Reggio Calabria. Mi chiedo cos’altro attendano ancora il sindaco Arena ed il Presidente Scopelliti ad uscire dall’insopportabile silenzio, pronunciare parole chiare e nette ed assumere iniziative altrettanto inequivocabili al fine di sanare la profonda e dolorosa ferita inferta alla città dall’assessore comunale Tuccio e dall’ex assessore Agliano con le loro odiose esternazioni. Non saranno certo le tardive, risibili ed ipocrite scuse degli indifendibili personaggi a potergli restituire la credibilità necessaria a farli rimanere al loro posto. D’altra parte sono loro stessi a confermare la personale inconciliabilità con le funzioni ricoperte laddove non riescono ancora a percepire che il problema non è rappresentato dall’essere stati traditi dallo strumento utilizzato, bensì dalle opinioni lì espresse liberamente e naturaliter proprio perché ritenuti, erroneamente, al riparo da orecchie indiscrete. A tal proposito sono da sottoscrivere pienamente le parole pronunciate dal Presidente dell’Unione delle Comunità Ebraiche Italiane Renzo Gattegna, per il quale “le parole utilizzate da Tuccio nel suo attacco sono permeate da un antiebraismo disgustoso che attinge a piene mani dalla peggiore retorica nazista e fascista e che non lascia alcun dubbio o possibile interpretazione sul suo pensiero al riguardo”. Si liberi presto la città dall’ignominia che sarebbe provocata già dalla sola idea che Reggio possa permettere che rappresentanti delle istituzioni democratiche offendano impunemente un popolo, quello ebraico, che in quanto tale è stato tremendamente umiliato nella propria dignità. Tutte le forze democratiche, comprese quelle autenticamente moderate dentro il centro destra, hanno il dovere di fare sentire le loro voce e sollevare la loro vibrata protesta affinchè Reggio non venga ulteriormente macchiata e si renda impresentabile agli occhi dell’intera comunità nazionale per aver tollerato accuse così esecrabili nei confronti del popolo ebraico vittima dell’Olocausto.

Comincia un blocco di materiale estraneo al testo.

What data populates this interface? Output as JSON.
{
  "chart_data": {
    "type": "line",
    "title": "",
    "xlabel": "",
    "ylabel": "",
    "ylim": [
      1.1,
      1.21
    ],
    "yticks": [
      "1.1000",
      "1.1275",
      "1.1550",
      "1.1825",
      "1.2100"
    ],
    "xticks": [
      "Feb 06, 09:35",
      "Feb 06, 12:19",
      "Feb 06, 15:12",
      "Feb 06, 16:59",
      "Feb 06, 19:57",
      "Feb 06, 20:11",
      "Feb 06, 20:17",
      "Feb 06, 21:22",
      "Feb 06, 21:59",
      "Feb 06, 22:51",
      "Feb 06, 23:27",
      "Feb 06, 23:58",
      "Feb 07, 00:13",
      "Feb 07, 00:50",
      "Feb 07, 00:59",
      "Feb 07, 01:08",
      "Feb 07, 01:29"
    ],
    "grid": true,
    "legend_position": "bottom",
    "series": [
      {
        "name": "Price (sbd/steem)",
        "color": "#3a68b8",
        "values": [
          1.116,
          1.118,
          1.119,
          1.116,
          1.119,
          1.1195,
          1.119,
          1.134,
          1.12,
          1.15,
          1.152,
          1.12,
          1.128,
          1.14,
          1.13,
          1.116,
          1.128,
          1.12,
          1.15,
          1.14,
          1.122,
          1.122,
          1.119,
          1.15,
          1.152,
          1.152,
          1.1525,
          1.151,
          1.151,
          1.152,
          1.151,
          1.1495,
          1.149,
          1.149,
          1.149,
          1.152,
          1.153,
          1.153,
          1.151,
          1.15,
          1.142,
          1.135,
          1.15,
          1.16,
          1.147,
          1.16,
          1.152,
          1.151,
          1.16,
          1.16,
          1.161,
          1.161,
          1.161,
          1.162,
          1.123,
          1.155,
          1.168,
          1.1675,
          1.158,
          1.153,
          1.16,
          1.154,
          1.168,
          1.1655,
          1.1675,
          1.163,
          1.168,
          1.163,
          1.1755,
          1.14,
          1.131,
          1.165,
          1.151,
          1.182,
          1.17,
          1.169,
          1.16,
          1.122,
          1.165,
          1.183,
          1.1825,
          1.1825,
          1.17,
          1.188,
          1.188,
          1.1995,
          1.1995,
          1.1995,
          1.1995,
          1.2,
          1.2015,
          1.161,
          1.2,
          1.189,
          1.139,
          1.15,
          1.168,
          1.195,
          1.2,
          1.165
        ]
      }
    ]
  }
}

Girolamo Demaria – Coordinatore Provinciale del PD
Reggio Calabria. “I fanciulli trovano il tutto nel nulla, gli uomino il nulla nel tutto”. Diceva così Monsignor Ravasi qualche tempo fa. La costruzione del nemico nella fortunata serie che ha per protagonista l’assessore Tuccio racconta sul social network le caratteristiche di Benigni che non voglio ricitare. Quel che Tuccio farà personalmente, sono fatti suoi ma come uomo pubblico dovra fare per primo le scuse al suo papà che da uomo di cultura e propugnatore del dialogo euromediterraneo, non gli avrà insegnato queste cose. Noi pretendiamo che Arena convochi un Consiglio comunale ad hoc per chiedere scusa coralmente per le esternazioni di Tuccio. Nel contempo, dovrà invitare nella città di Reggio i rappresentanti della comunità ebraica. Reggio deve essere ricordata come terra di incontro e dialogo con la civiltà ebraica visto che il suo fondatore è Aschenez. Reggio è il luogo dove si stampò la prima opera in ebraico. La Calabria deve essere ricordata per questo e per la capanna che gli ebrei ogni anno fanno nella riviera dei cedri e non per Ferramonti e le esternazioni di Tuccio.